S2. Uni-structural - The student's response only focuses on one relevant aspect.
S3. Multi-structural - The student's response focuses on several relevant aspects but they are treated independently and additively. Assessment of this level is primarily quantitative.
S4. Relational - The different aspects have become integrated into a coherent whole. This level is what is normally meant by an adequate understanding of some topic.
S5. Extended abstract - The previous integrated whole may be conceptualised at a higher level of abstraction and generalised to a new topic or area.
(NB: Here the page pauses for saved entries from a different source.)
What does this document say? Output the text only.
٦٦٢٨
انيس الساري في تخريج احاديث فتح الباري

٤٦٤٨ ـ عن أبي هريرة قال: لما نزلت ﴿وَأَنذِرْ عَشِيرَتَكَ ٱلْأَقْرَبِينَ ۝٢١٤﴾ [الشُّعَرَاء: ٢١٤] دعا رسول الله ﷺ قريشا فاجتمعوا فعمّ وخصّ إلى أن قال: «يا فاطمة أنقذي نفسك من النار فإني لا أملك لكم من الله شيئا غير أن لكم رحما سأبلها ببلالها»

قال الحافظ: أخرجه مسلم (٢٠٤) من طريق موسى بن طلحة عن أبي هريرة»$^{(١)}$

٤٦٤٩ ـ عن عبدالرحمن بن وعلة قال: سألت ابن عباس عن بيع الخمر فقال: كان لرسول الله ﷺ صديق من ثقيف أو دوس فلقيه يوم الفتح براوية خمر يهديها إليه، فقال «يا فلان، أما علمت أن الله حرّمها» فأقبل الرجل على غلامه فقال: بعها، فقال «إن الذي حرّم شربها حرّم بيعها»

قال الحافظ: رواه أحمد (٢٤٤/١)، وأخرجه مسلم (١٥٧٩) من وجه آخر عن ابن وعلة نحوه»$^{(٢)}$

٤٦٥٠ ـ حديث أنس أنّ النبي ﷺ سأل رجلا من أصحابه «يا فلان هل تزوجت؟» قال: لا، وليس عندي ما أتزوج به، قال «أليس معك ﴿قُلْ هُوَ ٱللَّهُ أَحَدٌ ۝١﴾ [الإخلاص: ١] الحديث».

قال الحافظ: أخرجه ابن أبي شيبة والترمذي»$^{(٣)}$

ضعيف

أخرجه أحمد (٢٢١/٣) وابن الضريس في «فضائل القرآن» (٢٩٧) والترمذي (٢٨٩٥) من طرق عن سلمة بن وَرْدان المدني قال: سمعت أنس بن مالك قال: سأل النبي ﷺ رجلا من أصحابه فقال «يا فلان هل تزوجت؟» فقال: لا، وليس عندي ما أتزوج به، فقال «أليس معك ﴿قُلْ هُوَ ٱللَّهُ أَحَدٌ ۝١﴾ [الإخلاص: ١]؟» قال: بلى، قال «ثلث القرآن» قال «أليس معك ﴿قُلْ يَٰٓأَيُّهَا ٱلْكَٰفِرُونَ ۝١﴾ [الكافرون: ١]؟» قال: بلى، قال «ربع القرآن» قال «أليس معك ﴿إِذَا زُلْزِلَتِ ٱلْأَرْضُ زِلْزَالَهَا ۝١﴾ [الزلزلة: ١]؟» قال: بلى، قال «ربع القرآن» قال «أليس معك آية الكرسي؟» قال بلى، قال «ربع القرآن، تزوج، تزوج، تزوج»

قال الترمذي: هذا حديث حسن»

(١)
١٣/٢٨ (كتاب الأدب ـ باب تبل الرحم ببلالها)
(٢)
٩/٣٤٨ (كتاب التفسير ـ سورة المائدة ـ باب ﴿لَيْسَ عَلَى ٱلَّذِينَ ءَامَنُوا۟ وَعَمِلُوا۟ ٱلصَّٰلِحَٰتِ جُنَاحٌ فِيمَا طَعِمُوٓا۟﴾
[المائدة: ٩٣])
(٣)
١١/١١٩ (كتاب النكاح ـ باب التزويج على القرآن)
The main topics covered in this course are:
• Genetic epidemiology with a focus on genomics of common diseases

• The use of biomarkers in epidemiological studies: analytical and clinical validity, clinical utility

• Clinical -omics: transcriptomics (RNA sequencing and microarray data), metabolomics and proteomics

• Mendelian randomization

• Practical training on genetic association studies with the aim that you as a student should be able to perform analyses for such studies independently

• Overview of useful bioinformatics tools and databases

The course will be designed using several kinds of teaching methods:

• Lectures: The main concepts of the curriculum will be discussed in regular lectures.

• Seminar: The purpose of the seminar is to review the course content covered in lectures based on discussion around a published paper distributed before the seminar.

• Computer labs: The exercises and hands-on work with statistical analyses will be performed in practical sessions on your own computer. Tutors will be available to answer questions.

• Lab visit: We will schedule a lab visit to the SciLifeLab SNP&SEQ platform for the students to see machines producing molecular data.

Written home examination.

A collection of scientific articles provided at the start of the course.

Tove Fall, Marcel den Hoed, and Stefan Gustafsson, plus additional tutors and teachers that are specialists in relevant fields.

Tove Fall (
Marcel den Hoed (

Please include your written motivation to participate in the course with your application. This motivation will be used to select participants if the number of applicants exceeds the number of available spaces. PhD students will be prioritized.